Helmi menyandarkan kepalanya di bantalan sofa, penyesalan terus menerus menyelusup ke dalam relung hati terdalamnya. Di saat ia ada masalah dengan Mariah, bayangan Dinda seolah menari-nari di pelupuk matanya dengan senyuman tulusnya.
Helmi menyugar rambutnya. Hatinya berdesir nyeri di saat mengingat tentang Dinda, tetapi logika menginginkan ia bertahan dengan Mariah.
Mariah adalah pilihannya. Apalagi Mariah sedang mengandung anak darinya, tak mungkin tega ia mengabaikan Mariah dan calon anaknya begitu saja.
"Kamu berantem lagi sama Mariah, Hel?" Mama Wulan tiba-tiba duduk di sampingnya.
"Iya, Ma."
"Harus berapa kali Mama ingatkan? Ibu hamil itu jiwanya labil. Janganlah kamu buat dia stres terus, kasian calon cucu perempuan Mama!" ujar Wulan sambil menatap putra kesayangannya itu.
"Helmi nggak sengaja. Kemauannya saja yang aneh-aneh, untuk apa coba datang ke tokonya Dinda?" gerutu Helmi.
"kenapa nggak dituruti saja maunya, Hel? Calon bayi perempuan Mama butuh asupan gizi yang seimbang, bukannya dibujuk untuk makan, malah bertengkar terus. Mau calon anakmu kenapa-napa?" cecar Wulan tanpa jeda.

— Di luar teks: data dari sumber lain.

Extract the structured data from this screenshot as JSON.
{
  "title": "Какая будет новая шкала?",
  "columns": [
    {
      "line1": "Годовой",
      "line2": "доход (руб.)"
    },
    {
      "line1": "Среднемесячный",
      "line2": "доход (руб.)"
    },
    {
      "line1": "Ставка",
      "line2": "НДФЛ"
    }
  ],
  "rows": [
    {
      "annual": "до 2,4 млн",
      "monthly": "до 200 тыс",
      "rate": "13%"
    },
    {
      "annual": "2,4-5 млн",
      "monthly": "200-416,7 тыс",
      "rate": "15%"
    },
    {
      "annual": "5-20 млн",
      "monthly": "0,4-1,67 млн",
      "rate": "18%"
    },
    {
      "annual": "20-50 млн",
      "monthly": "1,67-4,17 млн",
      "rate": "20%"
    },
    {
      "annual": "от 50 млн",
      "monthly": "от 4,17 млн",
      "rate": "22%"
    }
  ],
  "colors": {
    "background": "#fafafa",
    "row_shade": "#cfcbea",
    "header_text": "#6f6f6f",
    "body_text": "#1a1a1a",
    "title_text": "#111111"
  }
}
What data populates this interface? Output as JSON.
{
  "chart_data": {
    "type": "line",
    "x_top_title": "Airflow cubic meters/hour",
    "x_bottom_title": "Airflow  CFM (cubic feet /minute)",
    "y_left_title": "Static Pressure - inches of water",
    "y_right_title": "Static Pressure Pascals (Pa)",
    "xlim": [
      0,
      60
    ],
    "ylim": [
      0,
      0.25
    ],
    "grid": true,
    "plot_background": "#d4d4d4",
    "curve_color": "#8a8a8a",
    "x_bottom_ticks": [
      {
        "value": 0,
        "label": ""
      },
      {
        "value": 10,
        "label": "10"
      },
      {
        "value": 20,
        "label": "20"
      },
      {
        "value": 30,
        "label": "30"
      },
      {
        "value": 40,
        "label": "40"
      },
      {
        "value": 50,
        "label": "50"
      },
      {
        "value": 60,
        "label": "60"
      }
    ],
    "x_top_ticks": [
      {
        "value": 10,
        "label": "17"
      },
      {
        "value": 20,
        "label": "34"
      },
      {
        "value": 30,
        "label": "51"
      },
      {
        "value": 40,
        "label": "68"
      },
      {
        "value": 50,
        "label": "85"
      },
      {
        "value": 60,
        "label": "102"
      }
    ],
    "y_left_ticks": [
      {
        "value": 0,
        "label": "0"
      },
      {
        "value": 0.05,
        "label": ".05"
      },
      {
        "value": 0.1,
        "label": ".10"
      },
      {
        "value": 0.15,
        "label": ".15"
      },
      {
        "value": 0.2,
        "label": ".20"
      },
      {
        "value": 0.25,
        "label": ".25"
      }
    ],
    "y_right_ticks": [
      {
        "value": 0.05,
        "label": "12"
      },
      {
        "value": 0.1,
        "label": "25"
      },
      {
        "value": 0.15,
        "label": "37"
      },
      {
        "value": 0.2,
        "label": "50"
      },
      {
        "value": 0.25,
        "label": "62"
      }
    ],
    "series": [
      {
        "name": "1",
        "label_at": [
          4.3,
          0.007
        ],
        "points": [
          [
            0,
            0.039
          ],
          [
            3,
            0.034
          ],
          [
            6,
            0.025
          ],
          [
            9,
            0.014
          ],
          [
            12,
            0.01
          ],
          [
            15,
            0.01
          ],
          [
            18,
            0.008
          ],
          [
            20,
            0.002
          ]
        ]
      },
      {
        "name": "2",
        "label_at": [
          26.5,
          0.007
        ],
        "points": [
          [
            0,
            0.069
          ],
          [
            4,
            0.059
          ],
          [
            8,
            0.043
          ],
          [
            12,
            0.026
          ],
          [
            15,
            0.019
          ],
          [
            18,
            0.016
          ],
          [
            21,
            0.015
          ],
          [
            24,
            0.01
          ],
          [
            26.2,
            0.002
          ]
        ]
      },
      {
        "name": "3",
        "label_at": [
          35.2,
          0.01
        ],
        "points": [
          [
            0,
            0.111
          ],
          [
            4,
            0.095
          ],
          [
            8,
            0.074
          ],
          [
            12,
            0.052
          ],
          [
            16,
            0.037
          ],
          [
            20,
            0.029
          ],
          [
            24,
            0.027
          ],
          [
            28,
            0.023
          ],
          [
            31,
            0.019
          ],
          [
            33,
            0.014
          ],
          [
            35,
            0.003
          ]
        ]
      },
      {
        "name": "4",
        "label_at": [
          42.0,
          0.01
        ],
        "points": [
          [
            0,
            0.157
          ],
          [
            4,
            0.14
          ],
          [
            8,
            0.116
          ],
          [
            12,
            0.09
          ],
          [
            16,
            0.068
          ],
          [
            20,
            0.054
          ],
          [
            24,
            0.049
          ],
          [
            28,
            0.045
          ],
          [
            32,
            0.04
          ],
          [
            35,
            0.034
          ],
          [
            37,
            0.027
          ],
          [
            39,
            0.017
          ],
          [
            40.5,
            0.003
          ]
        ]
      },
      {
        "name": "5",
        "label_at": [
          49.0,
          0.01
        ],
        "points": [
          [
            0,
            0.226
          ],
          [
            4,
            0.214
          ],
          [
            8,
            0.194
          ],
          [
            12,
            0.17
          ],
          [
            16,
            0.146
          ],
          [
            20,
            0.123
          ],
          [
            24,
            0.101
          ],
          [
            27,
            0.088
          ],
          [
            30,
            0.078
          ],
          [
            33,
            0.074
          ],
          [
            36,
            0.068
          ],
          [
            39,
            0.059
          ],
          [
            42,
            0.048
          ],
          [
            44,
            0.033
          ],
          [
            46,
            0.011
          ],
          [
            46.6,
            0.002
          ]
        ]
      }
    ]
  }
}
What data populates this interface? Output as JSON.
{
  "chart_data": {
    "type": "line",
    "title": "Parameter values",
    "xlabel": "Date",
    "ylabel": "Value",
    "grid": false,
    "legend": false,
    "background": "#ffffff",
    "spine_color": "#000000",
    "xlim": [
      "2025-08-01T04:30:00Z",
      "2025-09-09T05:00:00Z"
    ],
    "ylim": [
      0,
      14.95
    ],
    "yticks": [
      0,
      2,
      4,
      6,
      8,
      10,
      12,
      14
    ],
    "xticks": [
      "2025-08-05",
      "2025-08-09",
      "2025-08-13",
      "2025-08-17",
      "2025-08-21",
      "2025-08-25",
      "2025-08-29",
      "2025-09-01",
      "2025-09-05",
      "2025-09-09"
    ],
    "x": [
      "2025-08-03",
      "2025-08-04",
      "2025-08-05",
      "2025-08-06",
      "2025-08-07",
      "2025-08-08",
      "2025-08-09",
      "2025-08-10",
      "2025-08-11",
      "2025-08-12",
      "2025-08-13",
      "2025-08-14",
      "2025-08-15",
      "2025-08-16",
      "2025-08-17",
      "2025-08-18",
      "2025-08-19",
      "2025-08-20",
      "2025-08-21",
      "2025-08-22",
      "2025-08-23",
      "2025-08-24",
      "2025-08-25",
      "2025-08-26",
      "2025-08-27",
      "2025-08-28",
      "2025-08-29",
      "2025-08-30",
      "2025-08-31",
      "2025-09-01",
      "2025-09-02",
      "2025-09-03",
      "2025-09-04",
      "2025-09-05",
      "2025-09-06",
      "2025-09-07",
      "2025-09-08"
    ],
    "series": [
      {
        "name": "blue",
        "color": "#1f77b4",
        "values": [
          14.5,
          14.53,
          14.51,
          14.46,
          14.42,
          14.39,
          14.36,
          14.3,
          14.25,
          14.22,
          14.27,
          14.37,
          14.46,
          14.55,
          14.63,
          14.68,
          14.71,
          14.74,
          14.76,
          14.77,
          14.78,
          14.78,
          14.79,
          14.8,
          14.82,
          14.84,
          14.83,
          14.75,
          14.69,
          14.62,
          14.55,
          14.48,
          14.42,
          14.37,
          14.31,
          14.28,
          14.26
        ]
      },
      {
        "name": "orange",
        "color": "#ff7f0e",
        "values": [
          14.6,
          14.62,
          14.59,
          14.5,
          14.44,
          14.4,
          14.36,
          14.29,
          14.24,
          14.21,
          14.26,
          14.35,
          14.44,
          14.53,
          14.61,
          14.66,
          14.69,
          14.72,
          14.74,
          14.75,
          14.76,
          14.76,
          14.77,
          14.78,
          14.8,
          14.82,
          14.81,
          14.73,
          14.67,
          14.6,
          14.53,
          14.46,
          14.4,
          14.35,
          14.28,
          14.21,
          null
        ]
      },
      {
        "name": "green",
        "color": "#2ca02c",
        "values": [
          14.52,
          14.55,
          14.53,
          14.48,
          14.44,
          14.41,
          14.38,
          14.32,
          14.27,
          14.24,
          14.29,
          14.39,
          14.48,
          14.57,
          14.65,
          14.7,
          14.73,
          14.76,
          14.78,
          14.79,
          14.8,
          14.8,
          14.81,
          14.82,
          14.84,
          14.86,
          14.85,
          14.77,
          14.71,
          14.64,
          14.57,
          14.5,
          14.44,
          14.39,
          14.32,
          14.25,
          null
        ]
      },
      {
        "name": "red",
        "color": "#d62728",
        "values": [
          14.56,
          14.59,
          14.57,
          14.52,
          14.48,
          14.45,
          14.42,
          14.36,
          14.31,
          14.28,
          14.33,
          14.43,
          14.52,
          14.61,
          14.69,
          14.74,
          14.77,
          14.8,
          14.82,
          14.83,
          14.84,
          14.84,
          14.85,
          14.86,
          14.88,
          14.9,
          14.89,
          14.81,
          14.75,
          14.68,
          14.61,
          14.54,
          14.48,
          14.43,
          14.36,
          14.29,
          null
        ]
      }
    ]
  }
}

"Aku sudah membujuknya, Ma. Dianya saja yang keras kepala."
"Namanya juga Ibu hamil."
"Dinda juga sudah hamil dua kali, dia nggak manja dan nggak seribet Mariah, Ma."
"Nggak usah sebut-sebut nama dia lagi, Mama tak suka, Hel! Setiap perempuan yang sedang hamil itu beda-beda kondisinya, nggak akan bisa disama ratakan begitu!" bela Wulan.
Wulan seolah menutup mata dengan keributan-keributan anak dan mantunya, yang ada di pikiran Wulan saat ini adalah mendapatkan cucu perempuan Dari Helmi.